受精卵の周期的動態が非対称性と体軸を生み出す原理の解明

計画研究

研究領域細胞システムの自律周期とその変調が駆動する植物の発生
研究課題/領域番号 19H05676
研究機関東北大学

研究代表者

植田 美那子  東北大学, 生命科学研究科, 教授 (20598726)

研究期間 (年度) 2019-06-28 – 2024-03-31
キーワード植物受精卵 / 細胞伸長 / ライブイメージング
研究実績の概要

受精卵は多細胞生物における個体発生の原点である。しかし植物では、受精卵や初期胚が体軸形成を行う過程において、細胞内でどのような変化が起こるのか、特に、周期的な動態がどのように変調・制御されるのか、ほとんど分かっていなかった。その理由としては、被子植物の花の奥深くに存在する受精卵や胚を生きたまま観察する手法がなかったことと、従来の遺伝学的スクリーニングは、致死性や冗長性のために鍵遺伝子を見出すには不充分だった点が挙げられる。そんななか、研究代表者らはシロイヌナズナを用いて、細胞内動態の詳細なライブイメージングを進めた。特に、精細胞と卵細胞の融合点と受精卵の成長方向と一致するかを調べるために、まず精細胞の最外層を高輝度に蛍光標識するマーカー株を作出した(Shiba et. al., 2023)。この精細胞マーカーと卵細胞の細胞膜を標識した株を掛け合わせ、受精後の動態を詳細にライブイメージングした結果、精細胞と卵細胞が融合した部位に精細胞膜の残骸が持続的に観察され、精細胞侵入点の位置を追跡可能であることが判明した。この点を画像解析によって詳細にトラッキングした結果、受精卵の細胞成長点と一致することが判明した。さらに、受精卵の細胞膜と核を蛍光標識した株についてもライブイメージングを行い、精緻に定量化した結果、受精卵は一定の速度で細胞伸長したあと、一過的に速度を増加させた後に非対称分裂するという、変調を経ることを見出した(Kang et. al., 2023)。加えて、受精卵のライブイメージング系を用いて化合物スクリーニングを行った結果、微小管の配向変化を乱すことで核の分裂を阻害する薬剤や、細胞板の形成不全を引き起こすことで細胞質分裂を阻害する薬剤を得た。これら薬剤の標的候補も探索した結果、キネシンなどの細胞骨格制御因子を見出した(Kimata et. al., 2023)。

現在までの達成度 (区分)
現在までの達成度 (区分)

2: おおむね順調に進展している

理由

研究代表者らが独自に立ち上げた植物受精卵の精緻なライブイメージング系を駆使し、さまざまな動態と変化を見出して成果発表に至った。加えて、化合物スクリーニングによって得られた薬剤や因子の解析も順調に進行しており、新たな機構が明らかになりつつある。

今後の研究の推進方策

見出した事象や制御因子の役割を詳細に検討する。
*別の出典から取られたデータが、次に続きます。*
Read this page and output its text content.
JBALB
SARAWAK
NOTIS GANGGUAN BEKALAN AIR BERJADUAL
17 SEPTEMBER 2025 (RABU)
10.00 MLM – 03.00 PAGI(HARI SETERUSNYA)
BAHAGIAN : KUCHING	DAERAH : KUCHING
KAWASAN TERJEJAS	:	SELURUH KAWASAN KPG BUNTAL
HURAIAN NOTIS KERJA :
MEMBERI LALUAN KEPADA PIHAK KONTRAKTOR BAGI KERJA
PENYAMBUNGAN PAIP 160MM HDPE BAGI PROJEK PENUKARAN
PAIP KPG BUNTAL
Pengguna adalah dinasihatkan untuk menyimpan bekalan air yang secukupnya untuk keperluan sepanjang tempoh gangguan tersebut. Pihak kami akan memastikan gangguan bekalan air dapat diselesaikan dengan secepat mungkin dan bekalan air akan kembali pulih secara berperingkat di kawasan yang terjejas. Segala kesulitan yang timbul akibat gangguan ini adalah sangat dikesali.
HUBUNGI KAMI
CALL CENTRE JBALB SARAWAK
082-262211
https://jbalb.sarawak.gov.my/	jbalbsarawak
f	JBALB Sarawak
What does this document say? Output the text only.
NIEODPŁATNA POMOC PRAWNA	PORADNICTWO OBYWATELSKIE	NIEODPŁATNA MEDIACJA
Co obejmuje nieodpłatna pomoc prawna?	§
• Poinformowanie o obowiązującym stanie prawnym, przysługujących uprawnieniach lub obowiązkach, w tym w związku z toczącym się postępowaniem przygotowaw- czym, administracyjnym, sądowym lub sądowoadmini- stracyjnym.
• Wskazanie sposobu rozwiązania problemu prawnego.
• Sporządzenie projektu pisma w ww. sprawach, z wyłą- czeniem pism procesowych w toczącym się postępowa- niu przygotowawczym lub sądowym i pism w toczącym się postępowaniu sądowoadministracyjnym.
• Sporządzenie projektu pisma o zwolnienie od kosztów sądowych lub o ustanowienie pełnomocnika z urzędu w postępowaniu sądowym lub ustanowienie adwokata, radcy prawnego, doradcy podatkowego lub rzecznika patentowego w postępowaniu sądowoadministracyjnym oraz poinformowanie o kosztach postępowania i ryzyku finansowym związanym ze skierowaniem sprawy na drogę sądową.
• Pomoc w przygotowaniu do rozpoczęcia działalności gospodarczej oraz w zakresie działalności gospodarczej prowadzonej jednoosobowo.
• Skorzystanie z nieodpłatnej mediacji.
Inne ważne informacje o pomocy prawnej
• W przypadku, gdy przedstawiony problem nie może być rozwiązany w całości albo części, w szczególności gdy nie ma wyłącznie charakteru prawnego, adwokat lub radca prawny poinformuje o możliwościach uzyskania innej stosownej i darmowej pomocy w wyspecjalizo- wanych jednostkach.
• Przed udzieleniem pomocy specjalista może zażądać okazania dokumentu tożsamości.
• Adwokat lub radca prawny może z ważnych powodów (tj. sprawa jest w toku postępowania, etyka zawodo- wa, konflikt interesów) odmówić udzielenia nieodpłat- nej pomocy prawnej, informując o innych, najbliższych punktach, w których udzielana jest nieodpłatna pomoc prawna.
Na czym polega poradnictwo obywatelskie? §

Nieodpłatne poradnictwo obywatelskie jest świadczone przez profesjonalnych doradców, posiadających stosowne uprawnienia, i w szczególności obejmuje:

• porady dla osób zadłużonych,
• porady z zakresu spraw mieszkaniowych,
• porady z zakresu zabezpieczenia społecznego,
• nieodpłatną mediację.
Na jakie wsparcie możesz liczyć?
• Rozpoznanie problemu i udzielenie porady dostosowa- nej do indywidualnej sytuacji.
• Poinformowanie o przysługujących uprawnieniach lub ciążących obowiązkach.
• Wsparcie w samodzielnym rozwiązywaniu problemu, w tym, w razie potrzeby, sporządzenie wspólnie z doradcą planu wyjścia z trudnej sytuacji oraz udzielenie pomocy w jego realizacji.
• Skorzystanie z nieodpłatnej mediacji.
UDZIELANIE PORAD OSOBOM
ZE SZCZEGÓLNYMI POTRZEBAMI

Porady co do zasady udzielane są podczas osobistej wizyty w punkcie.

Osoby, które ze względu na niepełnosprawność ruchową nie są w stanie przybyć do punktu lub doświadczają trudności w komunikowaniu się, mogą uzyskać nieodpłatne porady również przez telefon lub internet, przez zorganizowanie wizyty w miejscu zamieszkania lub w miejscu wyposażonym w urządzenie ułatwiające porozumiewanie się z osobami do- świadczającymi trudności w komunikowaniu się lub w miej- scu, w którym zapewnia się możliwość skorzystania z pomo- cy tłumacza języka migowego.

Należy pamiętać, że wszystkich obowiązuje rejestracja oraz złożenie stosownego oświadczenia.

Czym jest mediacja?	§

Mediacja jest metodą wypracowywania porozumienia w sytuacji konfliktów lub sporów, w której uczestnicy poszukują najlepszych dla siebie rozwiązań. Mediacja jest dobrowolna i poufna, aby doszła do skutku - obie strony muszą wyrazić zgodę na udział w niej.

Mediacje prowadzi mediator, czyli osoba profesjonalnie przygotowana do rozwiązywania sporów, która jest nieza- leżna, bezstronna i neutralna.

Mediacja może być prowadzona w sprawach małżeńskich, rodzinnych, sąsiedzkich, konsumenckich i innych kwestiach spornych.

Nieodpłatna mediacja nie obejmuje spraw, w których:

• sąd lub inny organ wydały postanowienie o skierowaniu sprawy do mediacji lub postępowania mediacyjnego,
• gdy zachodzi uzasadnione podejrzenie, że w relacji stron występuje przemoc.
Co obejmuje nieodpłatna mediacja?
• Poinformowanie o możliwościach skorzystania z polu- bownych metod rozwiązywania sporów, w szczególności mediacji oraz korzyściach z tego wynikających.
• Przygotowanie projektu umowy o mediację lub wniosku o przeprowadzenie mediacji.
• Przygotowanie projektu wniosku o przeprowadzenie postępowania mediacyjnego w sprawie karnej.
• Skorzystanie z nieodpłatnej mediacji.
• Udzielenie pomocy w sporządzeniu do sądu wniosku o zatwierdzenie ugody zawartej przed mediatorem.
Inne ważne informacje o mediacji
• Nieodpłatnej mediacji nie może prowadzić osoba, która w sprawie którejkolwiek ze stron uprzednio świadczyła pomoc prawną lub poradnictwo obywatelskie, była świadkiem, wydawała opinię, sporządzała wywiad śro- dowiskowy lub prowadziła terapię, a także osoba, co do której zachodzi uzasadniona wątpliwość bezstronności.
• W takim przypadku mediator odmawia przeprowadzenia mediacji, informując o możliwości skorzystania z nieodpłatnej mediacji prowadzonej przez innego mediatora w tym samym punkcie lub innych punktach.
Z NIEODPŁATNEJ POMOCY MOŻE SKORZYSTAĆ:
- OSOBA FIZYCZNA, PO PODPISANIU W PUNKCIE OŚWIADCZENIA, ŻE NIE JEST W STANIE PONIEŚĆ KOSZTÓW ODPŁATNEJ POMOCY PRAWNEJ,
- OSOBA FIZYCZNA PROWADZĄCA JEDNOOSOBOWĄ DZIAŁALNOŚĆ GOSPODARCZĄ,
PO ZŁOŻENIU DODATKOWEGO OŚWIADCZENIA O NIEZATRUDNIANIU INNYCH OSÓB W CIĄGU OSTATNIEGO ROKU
具体的には、受精卵の細胞伸長速度が変調させる時期と細胞周期進行が一致するかや、見出した薬剤が微小管配向に及ぼす影響を詳細にライブイメージングするとともに、画像解析手法も駆使して定量的に判定する。

  • 研究成果

    (6件)

すべて 2023 2022 その他

すべて 国際共同研究 (1件) 雑誌論文 (3件) (うち査読あり 3件) 学会発表 (1件) (うち招待講演 1件) 備考 (1件)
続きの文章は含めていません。